Чтобы отвлечься, я отвернулась и стала разглядывать камин. Он был мраморный, очень вычурный, с медными накладками в виде березовых веток. Все там было очень чисто, но не слишком уютно.
– Так что мы сегодня же купим тебе в Шрусбери форму и завтра отвезем туда, – сказали они. Завтра… Им и впрямь не терпелось от меня отделаться – вместе с моим отвратительным валлийским акцентом, и хромотой и, что хуже всего, с моим нежелательным существованием. Мне тоже не хотелось у них оставаться, беда в том, что больше деваться мне было некуда. До шестнадцати лет не разрешается жить одной. Это я выяснила в Приюте. А он – мой отец, хоть я его раньше никогда и не видела. В том же смысле, в каком эти женщины – мои тетки. От этого мне было одиноко и бездомно, как никогда. Я скучала по настоящим родным, которые меня подвели.
Остаток дня заняли покупки с тремя тетями, но без него . Не знаю, радовалась я этому или жалела. Форма для Арлингхерста продавалась в особых магазинах, как и форма для моей начальной школы. Как мы гордились, сдав экзамен на переход в среднюю! Нас называли «сливками долины». Теперь всему этому конец, а меня запихивают в какой-то интернат для снобов с ненормальными правилами. У одной тети был список, мы все по нему покупали. Денег они определенно не жалели. Никогда еще на меня так много не тратили. Жаль, что все покупки были такие жуткие. В том числе особая форма для спортивных игр. Я не сказала, что она мне вряд ли пригодится. Этой мысли я избегала. Все детство мы пробегали. Мы выигрывали кроссы. На школьных кроссах мы большей частью соревновались друг с другом, оставив остальных далеко позади. Дедушка даже говарил про Олимпийские игры – просто так мечтал, но вслух. Он сказал, что ни разу еще на Олимпиадах не выступали близнецы.

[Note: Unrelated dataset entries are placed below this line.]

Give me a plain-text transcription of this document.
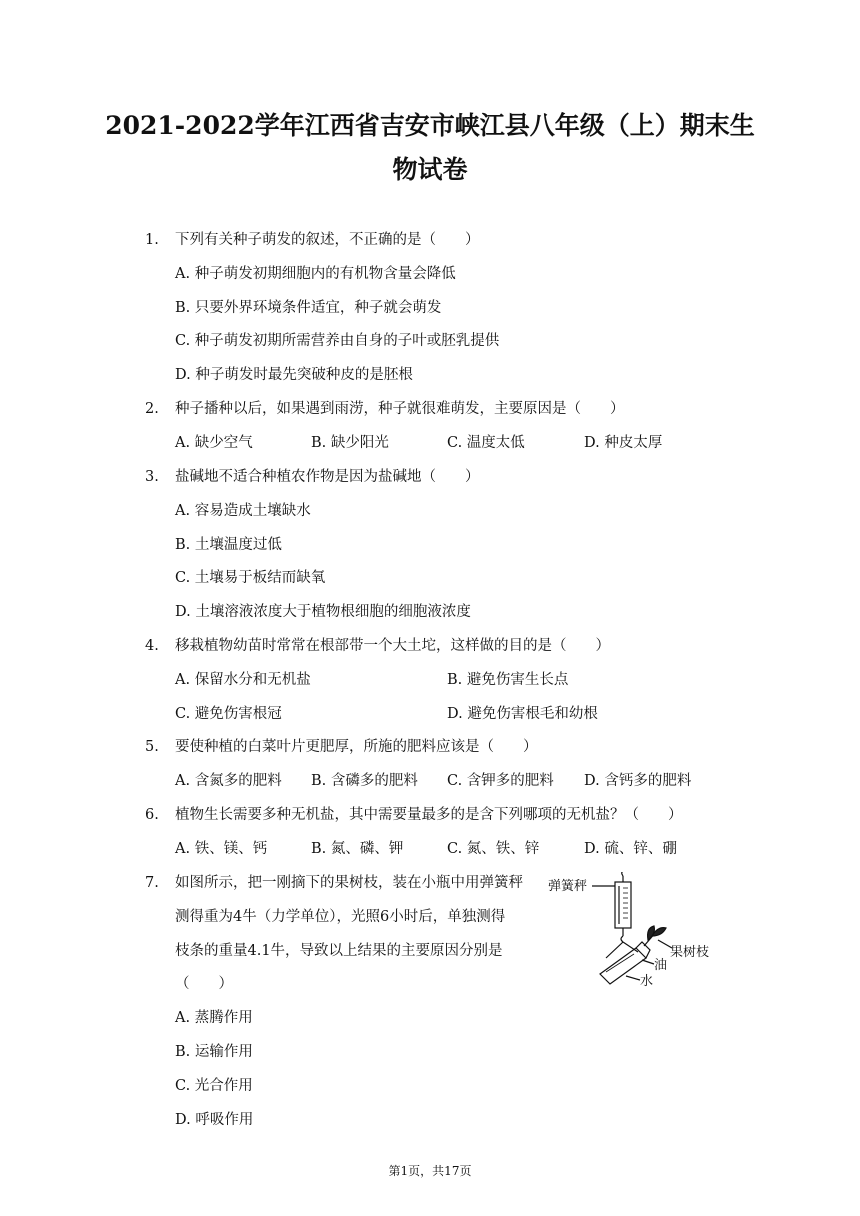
2021-2022学年江西省吉安市峡江县八年级（上）期末生
物试卷
1. 下列有关种子萌发的叙述，不正确的是（　　）
A. 种子萌发初期细胞内的有机物含量会降低
B. 只要外界环境条件适宜，种子就会萌发
C. 种子萌发初期所需营养由自身的子叶或胚乳提供
D. 种子萌发时最先突破种皮的是胚根
2. 种子播种以后，如果遇到雨涝，种子就很难萌发，主要原因是（　　）
A. 缺少空气	B. 缺少阳光	C. 温度太低	D. 种皮太厚
3. 盐碱地不适合种植农作物是因为盐碱地（　　）
A. 容易造成土壤缺水
B. 土壤温度过低
C. 土壤易于板结而缺氧
D. 土壤溶液浓度大于植物根细胞的细胞液浓度
4. 移栽植物幼苗时常常在根部带一个大土坨，这样做的目的是（　　）
A. 保留水分和无机盐	B. 避免伤害生长点
C. 避免伤害根冠	D. 避免伤害根毛和幼根
5. 要使种植的白菜叶片更肥厚，所施的肥料应该是（　　）
A. 含氮多的肥料 B. 含磷多的肥料 C. 含钾多的肥料 D. 含钙多的肥料
6. 植物生长需要多种无机盐，其中需要量最多的是含下列哪项的无机盐？（　　）
A. 铁、镁、钙	B. 氮、磷、钾	C. 氮、铁、锌	D. 硫、锌、硼
7. 如图所示，把一刚摘下的果树枝，装在小瓶中用弹簧秤
测得重为4牛（力学单位），光照6小时后，单独测得
枝条的重量4.1牛，导致以上结果的主要原因分别是
（　　）
A. 蒸腾作用
B. 运输作用
C. 光合作用
D. 呼吸作用
弹簧秤
果树枝
油
水
第1页，共17页
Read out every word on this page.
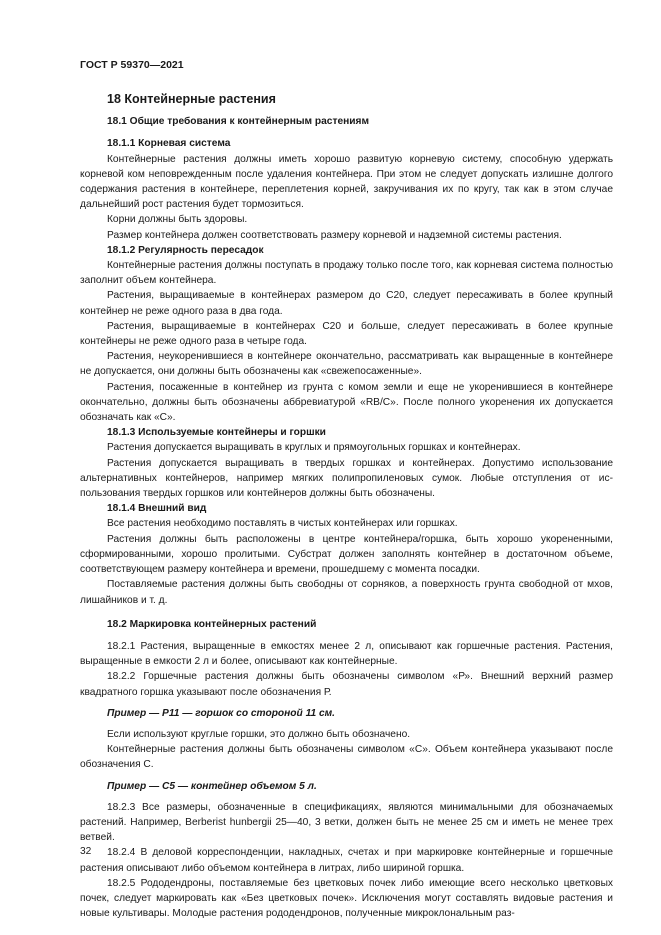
ГОСТ Р 59370—2021
18 Контейнерные растения
18.1 Общие требования к контейнерным растениям
18.1.1 Корневая система

Контейнерные растения должны иметь хорошо развитую корневую систему, способную удержать корневой ком неповрежденным после удаления контейнера. При этом не следует допускать излишне долгого содержания растения в контейнере, переплетения корней, закручивания их по кругу, так как в этом случае дальнейший рост растения будет тормозиться.

Корни должны быть здоровы.

Размер контейнера должен соответствовать размеру корневой и надземной системы растения.

18.1.2 Регулярность пересадок

Контейнерные растения должны поступать в продажу только после того, как корневая система полностью заполнит объем контейнера.

Растения, выращиваемые в контейнерах размером до С20, следует пересаживать в более крупный контейнер не реже одного раза в два года.

Растения, выращиваемые в контейнерах С20 и больше, следует пересаживать в более крупные контейнеры не реже одного раза в четыре года.

Растения, неукоренившиеся в контейнере окончательно, рассматривать как выращенные в контейнере не допускается, они должны быть обозначены как «свежепосаженные».

Растения, посаженные в контейнер из грунта с комом земли и еще не укоренившиеся в контейнере окончательно, должны быть обозначены аббревиатурой «RB/C». После полного укоренения их допускается обозначать как «С».

18.1.3 Используемые контейнеры и горшки

Растения допускается выращивать в круглых и прямоугольных горшках и контейнерах.

Растения допускается выращивать в твердых горшках и контейнерах. Допустимо использование альтернативных контейнеров, например мягких полипропиленовых сумок. Любые отступления от использования твердых горшков или контейнеров должны быть обозначены.

18.1.4 Внешний вид

Все растения необходимо поставлять в чистых контейнерах или горшках.

Растения должны быть расположены в центре контейнера/горшка, быть хорошо укорененными, сформированными, хорошо пролитыми. Субстрат должен заполнять контейнер в достаточном объеме, соответствующем размеру контейнера и времени, прошедшему с момента посадки.

Поставляемые растения должны быть свободны от сорняков, а поверхность грунта свободной от мхов, лишайников и т. д.

18.2 Маркировка контейнерных растений

18.2.1 Растения, выращенные в емкостях менее 2 л, описывают как горшечные растения. Растения, выращенные в емкости 2 л и более, описывают как контейнерные.

18.2.2 Горшечные растения должны быть обозначены символом «Р». Внешний верхний размер квадратного горшка указывают после обозначения Р.

Пример — Р11 — горшок со стороной 11 см.

Если используют круглые горшки, это должно быть обозначено.

Контейнерные растения должны быть обозначены символом «С». Объем контейнера указывают после обозначения С.

Пример — С5 — контейнер объемом 5 л.

18.2.3 Все размеры, обозначенные в спецификациях, являются минимальными для обозначаемых растений. Например, Berberist hunbergii 25—40, 3 ветки, должен быть не менее 25 см и иметь не менее трех ветвей.

18.2.4 В деловой корреспонденции, накладных, счетах и при маркировке контейнерные и горшечные растения описывают либо объемом контейнера в литрах, либо шириной горшка.

18.2.5 Рододендроны, поставляемые без цветковых почек либо имеющие всего несколько цветковых почек, следует маркировать как «Без цветковых почек». Исключения могут составлять видовые растения и новые культивары. Молодые растения рододендронов, полученные микроклональным раз-

32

С обувью вышла проблема. Я позволила им купить хоккейные ботинки, беговые туфли и чешки для гимнастики, потому что их я либо смогу надеть, либо уж нет. Но когда дошло до форменной обуви на каждый день, пришлось теток остановить.
– Я ношу специальную обувь, – сказала я, не глядя на них. – С особой стелькой. Ее надо делать у ортопедов. Просто купить нельзя.

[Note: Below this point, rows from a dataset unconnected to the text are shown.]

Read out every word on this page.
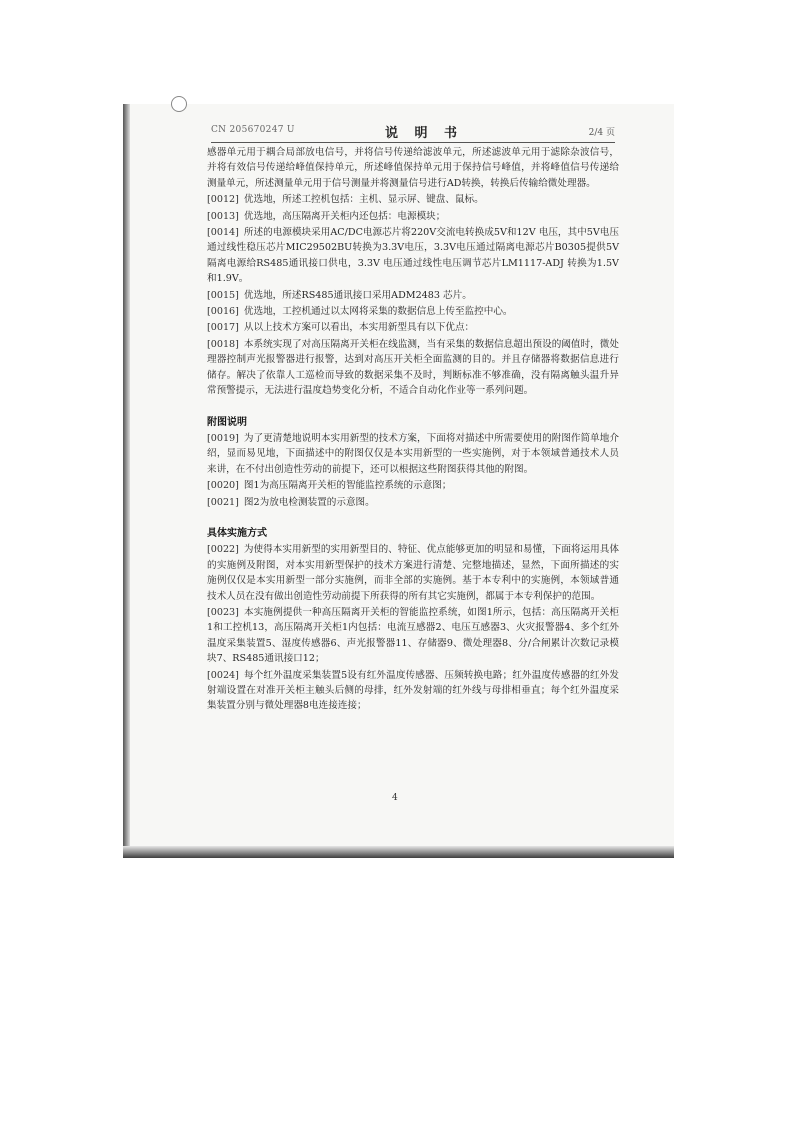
CN 205670247 U	说 明 书	2/4 页

感器单元用于耦合局部放电信号，并将信号传递给滤波单元，所述滤波单元用于滤除杂波信号，并将有效信号传递给峰值保持单元，所述峰值保持单元用于保持信号峰值，并将峰值信号传递给测量单元，所述测量单元用于信号测量并将测量信号进行AD转换，转换后传输给微处理器。

[0012] 优选地，所述工控机包括：主机、显示屏、键盘、鼠标。

[0013] 优选地，高压隔离开关柜内还包括：电源模块；

[0014] 所述的电源模块采用AC/DC电源芯片将220V交流电转换成5V和12V 电压，其中5V电压通过线性稳压芯片MIC29502BU转换为3.3V电压，3.3V电压通过隔离电源芯片B0305提供5V隔离电源给RS485通讯接口供电，3.3V 电压通过线性电压调节芯片LM1117-ADJ 转换为1.5V和1.9V。

[0015] 优选地，所述RS485通讯接口采用ADM2483 芯片。

[0016] 优选地，工控机通过以太网将采集的数据信息上传至监控中心。

[0017] 从以上技术方案可以看出，本实用新型具有以下优点：

[0018] 本系统实现了对高压隔离开关柜在线监测，当有采集的数据信息超出预设的阈值时，微处理器控制声光报警器进行报警，达到对高压开关柜全面监测的目的。并且存储器将数据信息进行储存。解决了依靠人工巡检而导致的数据采集不及时，判断标准不够准确，没有隔离触头温升异常预警提示，无法进行温度趋势变化分析，不适合自动化作业等一系列问题。

附图说明

[0019] 为了更清楚地说明本实用新型的技术方案，下面将对描述中所需要使用的附图作简单地介绍，显而易见地，下面描述中的附图仅仅是本实用新型的一些实施例，对于本领域普通技术人员来讲，在不付出创造性劳动的前提下，还可以根据这些附图获得其他的附图。

[0020] 图1为高压隔离开关柜的智能监控系统的示意图；

[0021] 图2为放电检测装置的示意图。

具体实施方式

[0022] 为使得本实用新型的实用新型目的、特征、优点能够更加的明显和易懂，下面将运用具体的实施例及附图，对本实用新型保护的技术方案进行清楚、完整地描述，显然，下面所描述的实施例仅仅是本实用新型一部分实施例，而非全部的实施例。基于本专利中的实施例，本领域普通技术人员在没有做出创造性劳动前提下所获得的所有其它实施例，都属于本专利保护的范围。

[0023] 本实施例提供一种高压隔离开关柜的智能监控系统，如图1所示，包括：高压隔离开关柜1和工控机13，高压隔离开关柜1内包括：电流互感器2、电压互感器3、火灾报警器4、多个红外温度采集装置5、湿度传感器6、声光报警器11、存储器9、微处理器8、分/合闸累计次数记录模块7、RS485通讯接口12；

[0024] 每个红外温度采集装置5设有红外温度传感器、压频转换电路；红外温度传感器的红外发射端设置在对准开关柜主触头后侧的母排，红外发射端的红外线与母排相垂直；每个红外温度采集装置分别与微处理器8电连接连接；

4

Продавщица подтвердила, что в школьном отделе таких не купить. Она показала нам школьные туфли. Уродливые, почти такие же неуклюжие, как носила я.
– А в этих ты ходить не сможешь? – спросила одна тетя.

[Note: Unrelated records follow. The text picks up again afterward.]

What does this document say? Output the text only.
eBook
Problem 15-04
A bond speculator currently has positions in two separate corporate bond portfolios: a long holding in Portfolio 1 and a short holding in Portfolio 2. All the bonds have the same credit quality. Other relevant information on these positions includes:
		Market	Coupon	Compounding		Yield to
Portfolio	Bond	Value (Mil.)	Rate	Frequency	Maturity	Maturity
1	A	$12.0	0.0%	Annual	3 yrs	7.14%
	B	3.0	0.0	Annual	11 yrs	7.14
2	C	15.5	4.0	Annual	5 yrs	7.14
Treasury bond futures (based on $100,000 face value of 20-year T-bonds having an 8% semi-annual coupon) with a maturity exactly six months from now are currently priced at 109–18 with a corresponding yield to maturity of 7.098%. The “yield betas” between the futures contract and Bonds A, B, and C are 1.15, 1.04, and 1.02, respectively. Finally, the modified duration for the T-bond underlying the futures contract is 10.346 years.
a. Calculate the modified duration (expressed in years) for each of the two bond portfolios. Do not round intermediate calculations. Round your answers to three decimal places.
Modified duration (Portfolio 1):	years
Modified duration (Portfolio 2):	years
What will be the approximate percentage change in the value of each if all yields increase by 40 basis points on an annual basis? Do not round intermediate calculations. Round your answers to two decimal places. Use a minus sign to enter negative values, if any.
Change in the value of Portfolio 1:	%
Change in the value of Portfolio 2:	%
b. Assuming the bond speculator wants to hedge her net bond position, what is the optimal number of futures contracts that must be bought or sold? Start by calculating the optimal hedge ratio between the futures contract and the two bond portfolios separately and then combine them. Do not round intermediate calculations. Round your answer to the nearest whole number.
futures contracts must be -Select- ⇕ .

Я взяла школьные туфли и осмотрела.
– Нет. – Я перевернула туфлю. – Смотрите, у них каблуки.
Спорить не приходилось, хотя школа, вероятно, выбрала самый малый каблук, на который согласилась бы уважающая себя девочка-подросток.
Они не нарочно унижали меня, цокая языками над моими туфлями, надо мной и моей сделанной по особому заказу стелькой. Пришлось им напомнить, что торчу рядом как столб, с кривоватой от боли полуулыбкой на лице. Им хотелось спросить, что у меня с ногой, но я их переглядела, и они не решились. Сдались и сказали, что насчет туфель в школе наверняка поймут.
– Мои туфли ведь не какие-нибудь красные и гламурные, – заметила я.
И напрасно, потому что все они уставились на мои туфли. Туфли для калек. У женщин-калек имелся выбор между коричневыми и черными, и эти были черные. И деревянная трость. Она принадлежала дедушке, еще живому, который лежал в больнице и пытался поправиться. Если он выздоровеет, я смогу вернуться домой. Маловероятно, если подумать, но больше мне надеяться было не на что. Деревянный брелок для ключей болтался на молнии моего джемпера. Обрезок дерева с корой из Пемброкшира. Он остался у меня с прежних времен. Я его потрогала, чтобы ощутить под пальцами дерево, и поймала на себе их взгляды. И увидела то, что видели они: забавная, чуточку ершистая увечная девчонка с невзрачным обрезком деревяшки. А следовало бы увидеть двоих светящихся верой в себя детей. Я знала, что происходит, а они нет и ни за что бы не поняли.
– Вы такие англичанки, – сказала я.
Они улыбнулись. Там, где я выросла, «сакс» – бранное слово, ужасное оскорбление и повод для драки – хуже обозвать невозможно. Означает оно «англичанин». Но теперь я находилась в Англии.
Мы обедали за столом, который был бы маловат для шестнадцати человек, но пятую часть неловко выделили мне. Все подобрано под сервиз: скатерть, салфетки. Совсем не как дома. Еда, как я и ожидала, оказалась жуткая: жесткое как подошва мясо с водянистой картошкой и какая-то зелень с острыми листьями и вкусом травы. Мне всю жизнь рассказывали, как ужасно едят в Англии, и я с каким-то даже облегчением убедилась, что не соврали. Разговор шел об интернатах, в которых они учились. Я сама все знала. Недаром же читала про школу «серых братьев», про «Мэллори-тауэрс» и полное собрание сочинений Анджелы Брейзил.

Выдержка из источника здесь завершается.